Musikalische Pracht und Fülle zum Staunen
CD-KRITIK / CHRISTMAS AT SAN MARCO
21/12/10 Ein bisschen marktschreierisch wirkt der Titel und lässt in Assoziation zu „Christmas in Vienna“ ein publikumswirksames Sammelsurium eingängiger venezianischer Hits vermuten. Doch, welch angenehme Enttäuschung: statt der fünfhundertsten Vivaldi-Wiederaufbereitung sind kleine und größere Schätze weniger bekannter Komponisten Venedigs zu entdecken.
Von Christiane Keckeis
Baldassare Galuppi, seines Zeichens in der Mitte des 18. Jahrhunderts „maestro di Capelle“ von San Marco, hat 1756 eine Weihnachtsmesse speziell für den venezianischen Dom geschrieben, die im Zentrum der Aufnahme steht. Ergänzt wird sie durch ein virtuoses „Adeste fideles“ für Sopran und Orchester, ein festliches viersätziges „Te deum in C“ für Alt-, Tenor- und Bass-Solo und Chor, außerdem ein Kyrie in drei Sätzen von Galuppis Nachfolger Ferdinando Bertoni und einer Sinfonia des Vizekapellmeisters Gaetano Latilla: alles in allem der Versuch einer Rekonstruktion der Weihnachtsmette in San Marco in der Mitte des 18. Jahrhunderts.
Und der Versuch ist durchaus als prachtvoll zu bezeichnen: Galuppis Werke sind eindrucksvolle Edelsteine, die von den Solisten oft ein Höchstmaß an Stimmakrobatik erfordern, vom Chor Präsenz und kluge Gestaltung. Gegen Galuppis Raffinesse und Brillanz wirken die Werke von Bertoni und Latilla konfektioneller, gebräuchlicher, dennoch durchaus qualitätsvoll.

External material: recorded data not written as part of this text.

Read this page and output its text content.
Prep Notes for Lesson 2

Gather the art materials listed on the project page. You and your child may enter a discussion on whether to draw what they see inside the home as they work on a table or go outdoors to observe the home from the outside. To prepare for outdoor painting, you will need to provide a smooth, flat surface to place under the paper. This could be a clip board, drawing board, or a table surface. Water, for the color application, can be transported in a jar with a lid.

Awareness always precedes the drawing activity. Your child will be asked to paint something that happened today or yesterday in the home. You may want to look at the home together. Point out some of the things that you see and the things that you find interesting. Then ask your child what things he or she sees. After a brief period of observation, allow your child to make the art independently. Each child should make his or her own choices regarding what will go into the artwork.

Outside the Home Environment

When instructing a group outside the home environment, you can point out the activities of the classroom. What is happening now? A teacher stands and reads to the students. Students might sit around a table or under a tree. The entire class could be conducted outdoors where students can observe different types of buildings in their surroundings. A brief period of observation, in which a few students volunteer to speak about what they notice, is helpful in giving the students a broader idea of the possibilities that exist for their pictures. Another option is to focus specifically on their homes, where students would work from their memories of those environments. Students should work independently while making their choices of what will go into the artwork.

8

Beim Vocal-Consort Dresden und dem Dresdner Instrumental-Consort unter der Leitung von Peter Kopp sind die venezianischen Klein- und Großmeister in guten Händen, respektive Stimmen. Große Sorgfalt, Genauigkeit und Wertschätzung wird den Werken vonseiten der Musiker angetragen. Der Chor gestaltet durchsichtige Polyphonie ebenso überzeugend wie klangschöne Harmonien, die sprachliche Akzentuierung lässt nichts zu wünschen übrig. Auch das Orchester überzeugt mit Transparenz und Klangschönheit. Einzig die Phrasierung könnte um einiges lebendiger sein. Da wäre ein wenig mehr italienischer Leicht-Sinn der doch überwiegenden deutschen Gründlichkeit vorzuziehen.
Dennoch: Das Staunen überwiegt, über die musikalische Fülle, die im venezianischen Dom im Übergang von Barock zur Klassik in der Liturgie Platz hatte, über die musikalischen Möglichkeiten, die virtuosen Solisten, die festliche Pracht und die innige Tiefe, die vor allem Galuppi zu entfalten vermag. Eine etwas andere Weihnachts-Cd also: nicht nur für musikalische Venezianophile geeignet.